Kitchen Sponges – Causing More Harm than Good?

By Rebecca Alexander

What seems like a convenient cleaning product may be causing more harm than good. In this expert Q&A with Jacie C. Volkman, Director of Infection Prevention and Epidemiology at Mission Health, learn how a kitchen sponge can be harboring more bacteria than a household toilet.

Q: How disgusting can sponges truly get?

A: According to a 2017 study conducted by Scientific Reports, sponges can house more bacteria than your toilet. Sponges have the second highest rate of harboring bacteria out of household products, the No. 1 being the drain trap.

Q: Can the bacteria in sponges be harmful to humans?

A: Yes, sponges can harbor pathogenic bacteria, which has been known to cause diseases such as E. coli and salmonella. Not only do kitchen sponges house this bacteria, but also can contribute to cross-contamination since sponges can spread the bacteria over kitchen surfaces and hands.

Q: Does sanitizing sponges actually work? Such as boiling them in water or microwaving them?
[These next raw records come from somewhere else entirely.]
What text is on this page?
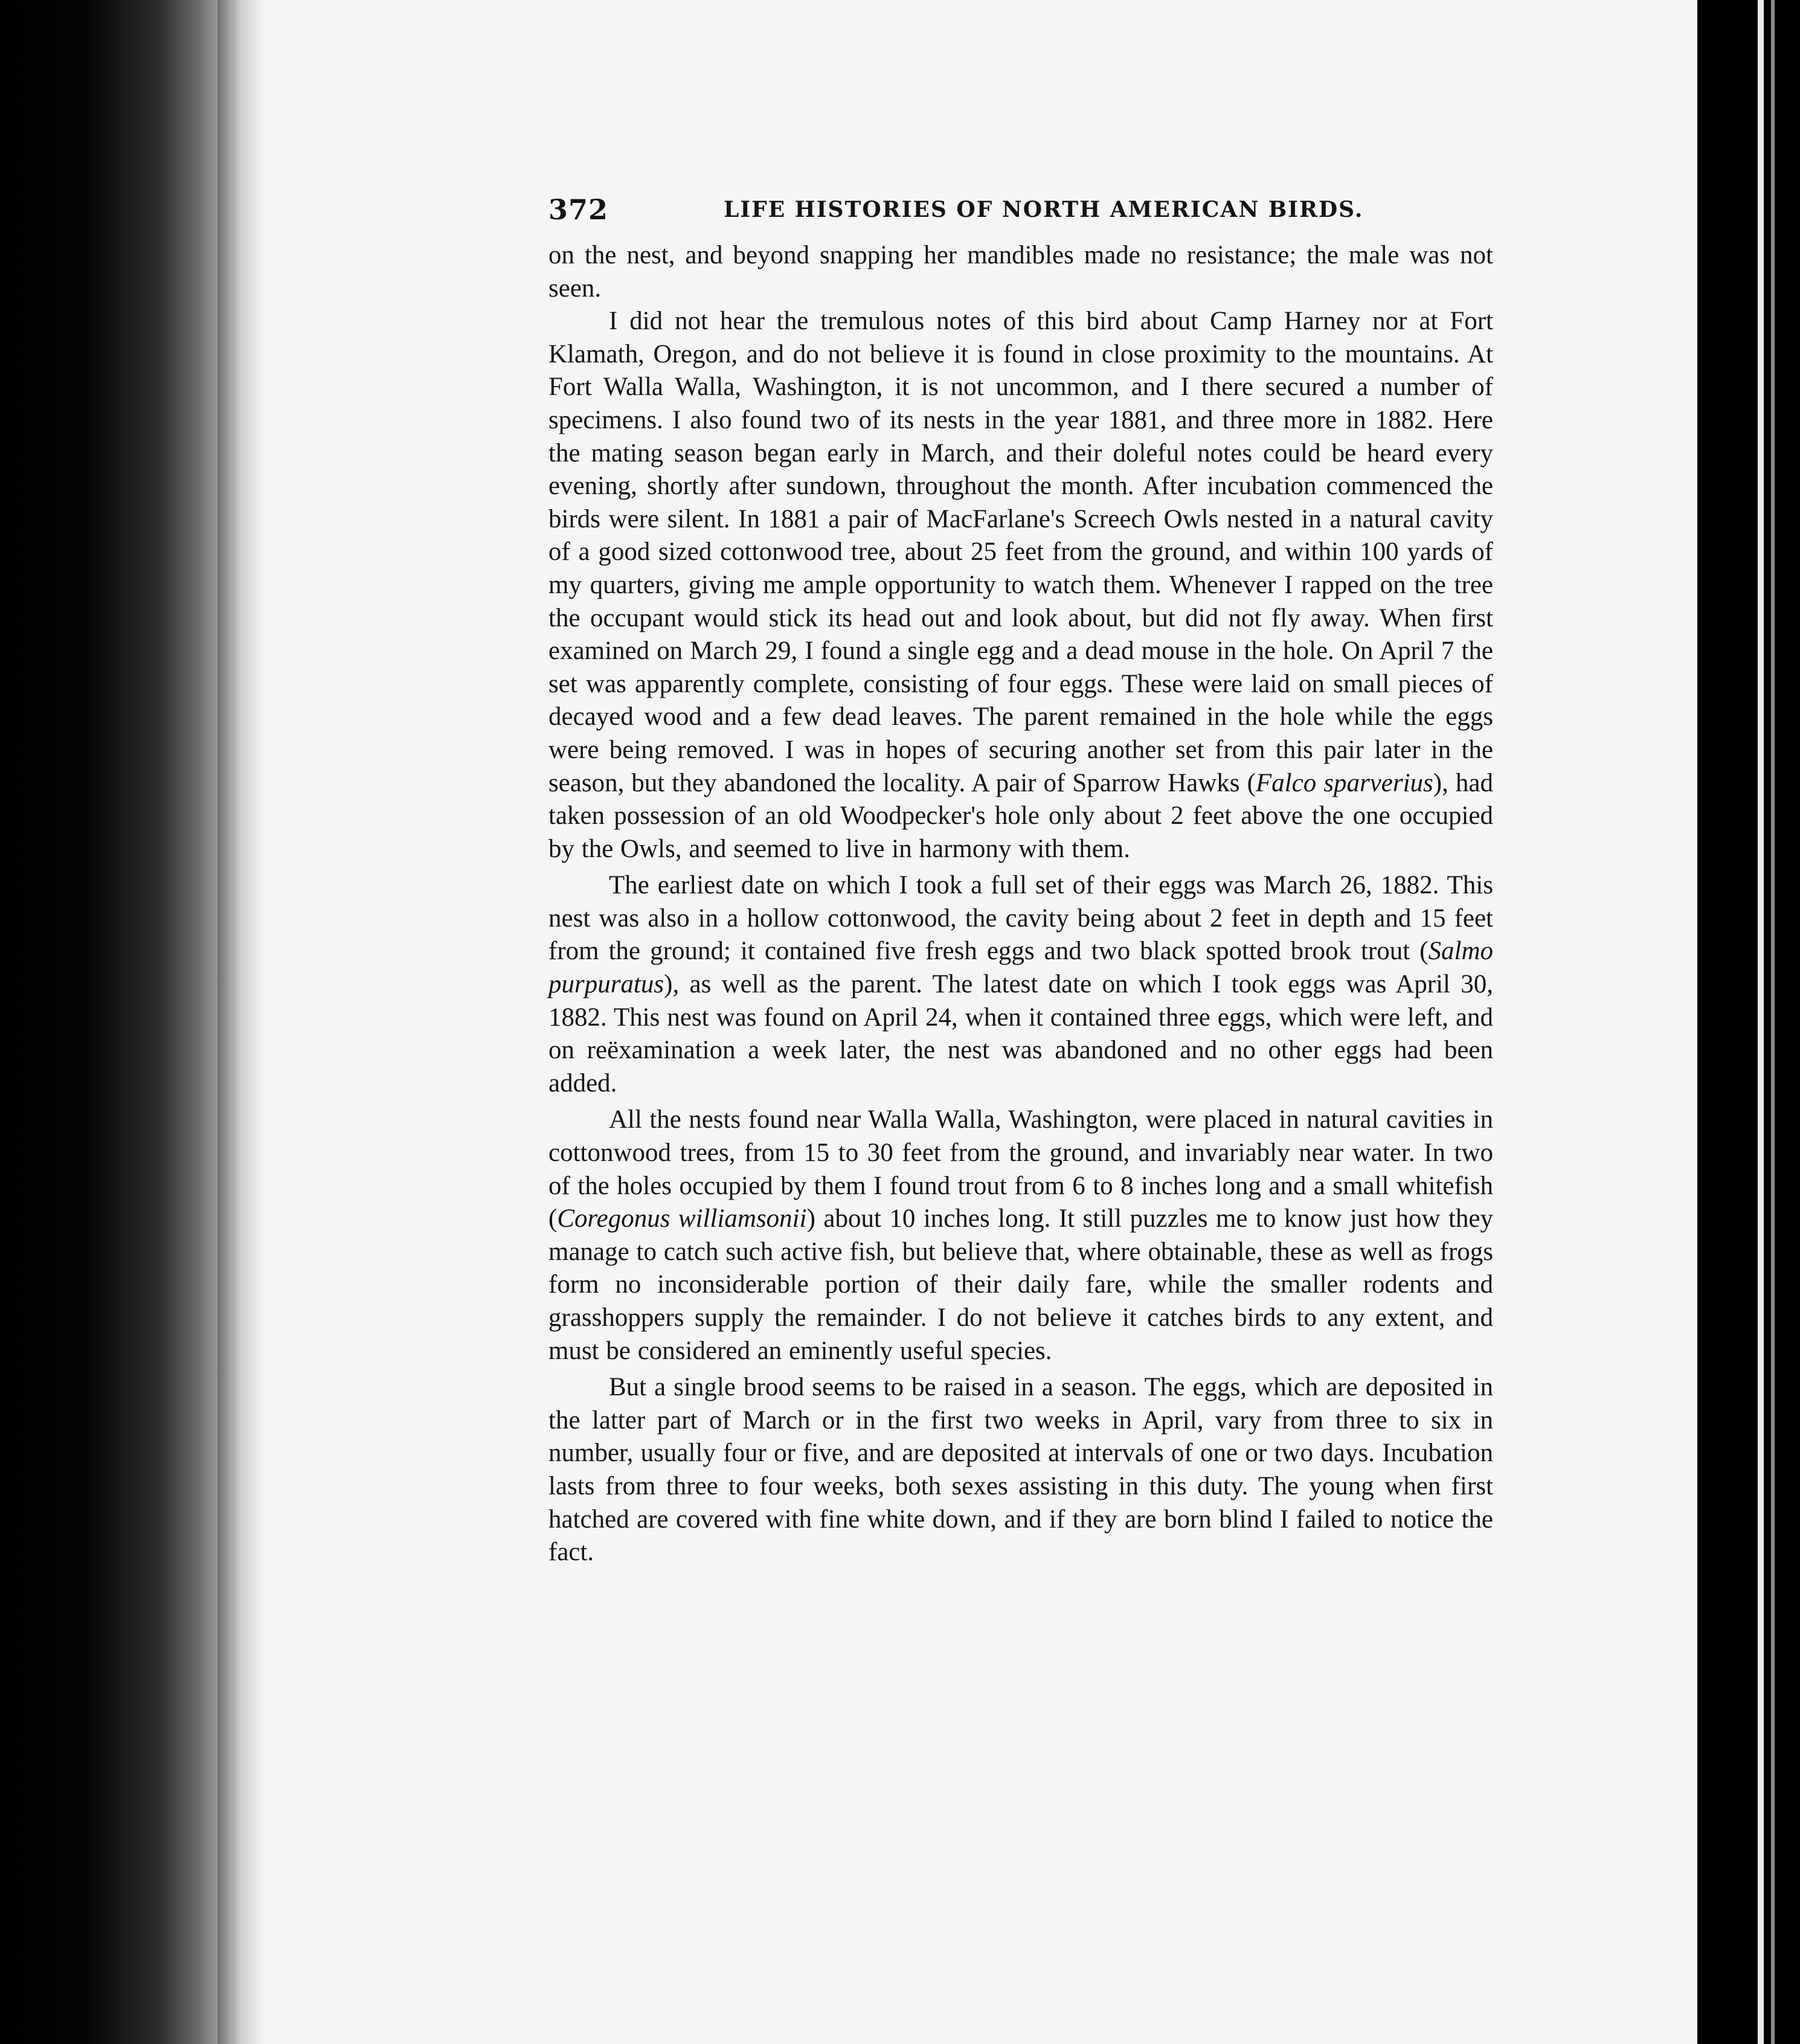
372	LIFE HISTORIES OF NORTH AMERICAN BIRDS.

on the nest, and beyond snapping her mandibles made no resistance; the male was not seen.

I did not hear the tremulous notes of this bird about Camp Harney nor at Fort Klamath, Oregon, and do not believe it is found in close proximity to the mountains. At Fort Walla Walla, Washington, it is not uncommon, and I there secured a number of specimens. I also found two of its nests in the year 1881, and three more in 1882. Here the mating season began early in March, and their doleful notes could be heard every evening, shortly after sundown, throughout the month. After incubation commenced the birds were silent. In 1881 a pair of MacFarlane's Screech Owls nested in a natural cavity of a good sized cottonwood tree, about 25 feet from the ground, and within 100 yards of my quarters, giving me ample opportunity to watch them. Whenever I rapped on the tree the occupant would stick its head out and look about, but did not fly away. When first examined on March 29, I found a single egg and a dead mouse in the hole. On April 7 the set was apparently complete, consisting of four eggs. These were laid on small pieces of decayed wood and a few dead leaves. The parent remained in the hole while the eggs were being removed. I was in hopes of securing another set from this pair later in the season, but they abandoned the locality. A pair of Sparrow Hawks (Falco sparverius), had taken possession of an old Woodpecker's hole only about 2 feet above the one occupied by the Owls, and seemed to live in harmony with them.

The earliest date on which I took a full set of their eggs was March 26, 1882. This nest was also in a hollow cottonwood, the cavity being about 2 feet in depth and 15 feet from the ground; it contained five fresh eggs and two black spotted brook trout (Salmo purpuratus), as well as the parent. The latest date on which I took eggs was April 30, 1882. This nest was found on April 24, when it contained three eggs, which were left, and on reëxamination a week later, the nest was abandoned and no other eggs had been added.

All the nests found near Walla Walla, Washington, were placed in natural cavities in cottonwood trees, from 15 to 30 feet from the ground, and invariably near water. In two of the holes occupied by them I found trout from 6 to 8 inches long and a small whitefish (Coregonus williamsonii) about 10 inches long. It still puzzles me to know just how they manage to catch such active fish, but believe that, where obtainable, these as well as frogs form no inconsiderable portion of their daily fare, while the smaller rodents and grasshoppers supply the remainder. I do not believe it catches birds to any extent, and must be considered an eminently useful species.

But a single brood seems to be raised in a season. The eggs, which are deposited in the latter part of March or in the first two weeks in April, vary from three to six in number, usually four or five, and are deposited at intervals of one or two days. Incubation lasts from three to four weeks, both sexes assisting in this duty. The young when first hatched are covered with fine white down, and if they are born blind I failed to notice the fact.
A: While sanitization by boiling or microwaving can significantly lower the amount of bacteria in a sponge momentarily, from a long-term perspective sanitizing doesn’t seem sufficient because of how quickly the bacteria can grow back.

Q: What can a person do to prevent a sponge from getting gross?

A: One option you can do is to change out your sponge frequently, Scientific Reports suggest weekly. Personally, I prefer the brushes that you can clean in the dishwasher rather than a sponge.


Jacie C. Volkman, MPH, CIC, is Director of Infection Prevention and Epidemiology at Mission Health.